Die moderne Forschung gibt Schachmann recht: Solche Felsformationen dienten tatsächlich oft als astronomische Beobachtungspunkte. Das „Auge“ im Felsen zeigt eine exakte Südost-Ausrichtung, und zur Wintersonnenwende am 21. Dezember fällt ein Sonnenstrahl millimetergenau durch diese Öffnung. Die Schatten des Kuckuckssteins warfen zu verschiedenen Jahreszeiten präzise Linien in die Landschaft – ein natürlicher Kalender für eine Gemeinschaft ohne Schrift. Diese astronomische Präzision ist kein Zufall der Natur, sondern deutet auf bewusste Nutzung durch prähistorische Kulturen hin.
Im digitalen Modell können Sie heute nachvollziehen, was Schachmann nur erahnen konnte: Wie sich die Schatten des Steins im Jahresverlauf bewegen, welche Sichtlinien zu anderen bedeutsamen Punkten in der Landschaft führen. Moderne Technologie macht die Vergangenheit lebendig.
Schachmann Illustration „Der Kuckucksstein“ zu seinem Werk „Beobachtungen über das Gebirge bey Königshain in der Oberlausitz“
Schachmann ist nicht nur Archäologe, sondern auch Geologe. Die bizarren Felsformationen der Königshainer Berge stellen ihn vor fundamentale Fragen: Wie entstanden diese wie „Türme und Mauern freistehenden Steinmassen“?
Wassererosion oder Kristallisation?
Schachmann diskutiert die großen geologischen Theorien seiner Zeit: Entstanden die Felsen durch Wasserablagerungen oder durch Kristallisation?
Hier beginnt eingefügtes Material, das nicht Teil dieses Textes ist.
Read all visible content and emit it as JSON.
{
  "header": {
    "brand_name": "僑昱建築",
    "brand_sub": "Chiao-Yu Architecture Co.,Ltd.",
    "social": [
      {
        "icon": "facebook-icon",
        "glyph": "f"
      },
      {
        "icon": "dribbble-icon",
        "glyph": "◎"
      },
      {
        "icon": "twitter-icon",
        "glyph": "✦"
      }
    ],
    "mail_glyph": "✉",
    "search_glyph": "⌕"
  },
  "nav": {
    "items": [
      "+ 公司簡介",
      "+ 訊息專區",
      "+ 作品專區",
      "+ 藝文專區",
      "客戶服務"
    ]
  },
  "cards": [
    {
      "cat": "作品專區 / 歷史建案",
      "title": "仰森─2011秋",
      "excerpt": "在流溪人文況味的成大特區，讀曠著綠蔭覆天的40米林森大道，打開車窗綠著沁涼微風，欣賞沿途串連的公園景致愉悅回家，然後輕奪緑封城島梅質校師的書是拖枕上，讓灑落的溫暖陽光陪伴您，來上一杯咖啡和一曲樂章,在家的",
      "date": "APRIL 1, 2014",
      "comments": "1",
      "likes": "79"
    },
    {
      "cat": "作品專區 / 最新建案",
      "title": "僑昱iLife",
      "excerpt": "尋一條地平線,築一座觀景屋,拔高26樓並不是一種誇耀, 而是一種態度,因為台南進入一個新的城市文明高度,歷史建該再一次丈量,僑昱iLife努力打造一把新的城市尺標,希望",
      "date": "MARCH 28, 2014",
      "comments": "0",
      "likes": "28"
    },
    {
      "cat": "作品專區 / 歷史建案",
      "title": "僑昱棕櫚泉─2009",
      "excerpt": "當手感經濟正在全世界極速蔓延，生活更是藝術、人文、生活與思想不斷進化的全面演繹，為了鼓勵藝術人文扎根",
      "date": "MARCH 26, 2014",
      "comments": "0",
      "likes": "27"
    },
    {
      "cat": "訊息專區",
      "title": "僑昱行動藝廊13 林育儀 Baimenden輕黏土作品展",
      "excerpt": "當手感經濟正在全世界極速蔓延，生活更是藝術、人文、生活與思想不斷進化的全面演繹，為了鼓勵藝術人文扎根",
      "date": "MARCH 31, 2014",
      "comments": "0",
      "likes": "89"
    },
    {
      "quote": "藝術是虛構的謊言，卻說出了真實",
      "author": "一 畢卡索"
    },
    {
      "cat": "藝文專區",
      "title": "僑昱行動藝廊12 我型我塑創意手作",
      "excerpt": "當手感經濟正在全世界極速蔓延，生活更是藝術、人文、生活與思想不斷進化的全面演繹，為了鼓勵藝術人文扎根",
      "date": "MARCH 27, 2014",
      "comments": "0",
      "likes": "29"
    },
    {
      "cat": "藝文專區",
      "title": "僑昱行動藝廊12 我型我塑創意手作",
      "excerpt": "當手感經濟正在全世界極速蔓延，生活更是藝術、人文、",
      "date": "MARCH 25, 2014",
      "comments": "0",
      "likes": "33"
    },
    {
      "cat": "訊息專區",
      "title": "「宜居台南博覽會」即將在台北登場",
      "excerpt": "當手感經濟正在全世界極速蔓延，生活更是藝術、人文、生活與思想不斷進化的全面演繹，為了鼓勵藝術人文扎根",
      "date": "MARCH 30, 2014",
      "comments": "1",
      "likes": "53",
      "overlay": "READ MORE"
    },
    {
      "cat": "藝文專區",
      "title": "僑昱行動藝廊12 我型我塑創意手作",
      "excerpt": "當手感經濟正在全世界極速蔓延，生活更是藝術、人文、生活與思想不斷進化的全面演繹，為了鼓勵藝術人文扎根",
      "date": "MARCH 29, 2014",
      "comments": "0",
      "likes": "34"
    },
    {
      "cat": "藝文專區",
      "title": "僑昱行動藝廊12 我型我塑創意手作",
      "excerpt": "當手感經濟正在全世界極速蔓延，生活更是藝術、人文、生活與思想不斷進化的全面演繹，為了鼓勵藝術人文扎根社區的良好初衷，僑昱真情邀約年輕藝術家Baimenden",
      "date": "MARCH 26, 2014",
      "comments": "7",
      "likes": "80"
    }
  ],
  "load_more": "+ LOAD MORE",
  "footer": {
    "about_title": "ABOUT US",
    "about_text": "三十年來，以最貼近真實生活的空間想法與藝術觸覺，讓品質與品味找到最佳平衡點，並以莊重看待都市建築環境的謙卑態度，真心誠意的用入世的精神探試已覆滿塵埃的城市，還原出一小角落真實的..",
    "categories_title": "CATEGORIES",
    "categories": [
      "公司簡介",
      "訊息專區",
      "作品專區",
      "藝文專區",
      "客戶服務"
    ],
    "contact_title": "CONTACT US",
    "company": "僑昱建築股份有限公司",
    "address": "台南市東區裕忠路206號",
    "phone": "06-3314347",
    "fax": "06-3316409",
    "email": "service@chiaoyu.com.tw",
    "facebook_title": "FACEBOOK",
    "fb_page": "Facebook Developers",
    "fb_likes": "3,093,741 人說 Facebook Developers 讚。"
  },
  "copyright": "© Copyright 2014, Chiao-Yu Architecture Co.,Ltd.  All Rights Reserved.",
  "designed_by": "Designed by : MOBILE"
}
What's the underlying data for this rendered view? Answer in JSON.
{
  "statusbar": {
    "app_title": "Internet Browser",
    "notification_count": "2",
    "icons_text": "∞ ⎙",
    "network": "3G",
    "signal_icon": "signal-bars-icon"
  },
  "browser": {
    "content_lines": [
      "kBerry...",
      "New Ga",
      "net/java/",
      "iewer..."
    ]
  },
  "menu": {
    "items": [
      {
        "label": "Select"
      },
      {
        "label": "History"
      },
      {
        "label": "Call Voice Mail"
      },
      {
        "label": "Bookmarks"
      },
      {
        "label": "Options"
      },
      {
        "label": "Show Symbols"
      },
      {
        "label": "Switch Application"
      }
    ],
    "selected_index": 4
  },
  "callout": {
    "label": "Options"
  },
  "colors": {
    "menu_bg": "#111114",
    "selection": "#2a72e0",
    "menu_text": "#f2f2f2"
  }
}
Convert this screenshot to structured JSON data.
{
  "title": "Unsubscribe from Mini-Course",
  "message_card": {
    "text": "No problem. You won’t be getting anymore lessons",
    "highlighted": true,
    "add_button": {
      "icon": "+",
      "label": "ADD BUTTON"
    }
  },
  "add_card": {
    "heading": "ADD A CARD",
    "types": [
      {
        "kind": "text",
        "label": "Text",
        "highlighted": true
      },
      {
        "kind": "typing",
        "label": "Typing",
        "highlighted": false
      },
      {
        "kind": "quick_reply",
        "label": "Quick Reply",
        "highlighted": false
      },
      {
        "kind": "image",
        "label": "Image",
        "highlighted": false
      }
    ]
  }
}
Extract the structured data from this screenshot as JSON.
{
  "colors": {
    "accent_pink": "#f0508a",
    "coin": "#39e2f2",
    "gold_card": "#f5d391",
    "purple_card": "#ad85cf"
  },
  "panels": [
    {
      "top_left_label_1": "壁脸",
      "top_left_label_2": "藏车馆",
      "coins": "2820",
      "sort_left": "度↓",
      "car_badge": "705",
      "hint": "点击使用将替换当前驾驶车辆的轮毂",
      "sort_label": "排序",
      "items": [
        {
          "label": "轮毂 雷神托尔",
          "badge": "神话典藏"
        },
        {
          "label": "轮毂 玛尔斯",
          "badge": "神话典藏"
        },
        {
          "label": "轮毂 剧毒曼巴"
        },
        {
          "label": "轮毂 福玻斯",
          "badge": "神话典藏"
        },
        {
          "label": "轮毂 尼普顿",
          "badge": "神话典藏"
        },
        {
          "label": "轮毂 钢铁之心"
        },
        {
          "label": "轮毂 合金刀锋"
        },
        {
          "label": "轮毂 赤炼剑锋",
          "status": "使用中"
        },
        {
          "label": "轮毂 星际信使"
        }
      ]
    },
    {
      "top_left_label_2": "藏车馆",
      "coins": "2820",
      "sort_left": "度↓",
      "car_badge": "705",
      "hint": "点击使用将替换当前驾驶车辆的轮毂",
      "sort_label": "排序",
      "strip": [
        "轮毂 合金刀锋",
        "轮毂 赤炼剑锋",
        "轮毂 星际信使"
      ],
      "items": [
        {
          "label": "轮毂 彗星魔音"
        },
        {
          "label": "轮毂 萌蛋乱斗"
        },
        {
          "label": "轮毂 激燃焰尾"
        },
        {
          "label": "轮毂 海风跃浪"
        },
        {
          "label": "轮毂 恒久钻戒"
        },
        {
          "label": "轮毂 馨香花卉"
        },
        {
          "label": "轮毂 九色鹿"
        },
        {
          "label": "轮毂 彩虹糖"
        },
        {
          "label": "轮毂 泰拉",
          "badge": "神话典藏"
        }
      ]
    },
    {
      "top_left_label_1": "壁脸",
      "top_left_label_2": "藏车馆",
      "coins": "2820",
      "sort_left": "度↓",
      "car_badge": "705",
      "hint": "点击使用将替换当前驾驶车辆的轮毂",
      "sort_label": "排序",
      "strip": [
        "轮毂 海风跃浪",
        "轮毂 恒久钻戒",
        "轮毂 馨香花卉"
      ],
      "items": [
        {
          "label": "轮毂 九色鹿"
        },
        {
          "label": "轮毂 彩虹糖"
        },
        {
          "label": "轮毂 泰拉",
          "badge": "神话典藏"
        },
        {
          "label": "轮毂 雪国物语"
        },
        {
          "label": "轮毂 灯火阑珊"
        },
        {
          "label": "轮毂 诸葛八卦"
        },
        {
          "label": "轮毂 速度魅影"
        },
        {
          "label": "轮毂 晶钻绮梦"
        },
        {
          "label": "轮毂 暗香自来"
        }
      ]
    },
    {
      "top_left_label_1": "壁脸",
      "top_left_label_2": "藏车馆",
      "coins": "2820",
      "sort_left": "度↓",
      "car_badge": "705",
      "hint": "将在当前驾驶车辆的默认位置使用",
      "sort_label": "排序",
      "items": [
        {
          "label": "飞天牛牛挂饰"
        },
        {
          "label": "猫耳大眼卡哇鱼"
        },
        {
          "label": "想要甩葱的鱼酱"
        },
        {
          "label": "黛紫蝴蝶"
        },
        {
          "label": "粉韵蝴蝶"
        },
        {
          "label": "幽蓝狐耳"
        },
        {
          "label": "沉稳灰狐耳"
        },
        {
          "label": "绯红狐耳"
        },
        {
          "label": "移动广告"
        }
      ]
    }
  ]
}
Seine akribischen Beobachtungen der Gesteinsschichten, der Mineralzusammensetzung von Quarz, Feldspat und Glimmer machen ihn zu einem Pionier der deutschen Geologie.
Mit wissenschaftlicher Ehrlichkeit gesteht er: „Ein einzelner Fall macht eine fast unmerkliche Ausnahme gegen das Ganze. Dennoch können sich mehrere finden.“ Diese Bescheidenheit macht seine Forschungsarbeit so wertvoll – er beobachtet genau und spekuliert zugleich auch vorsichtig.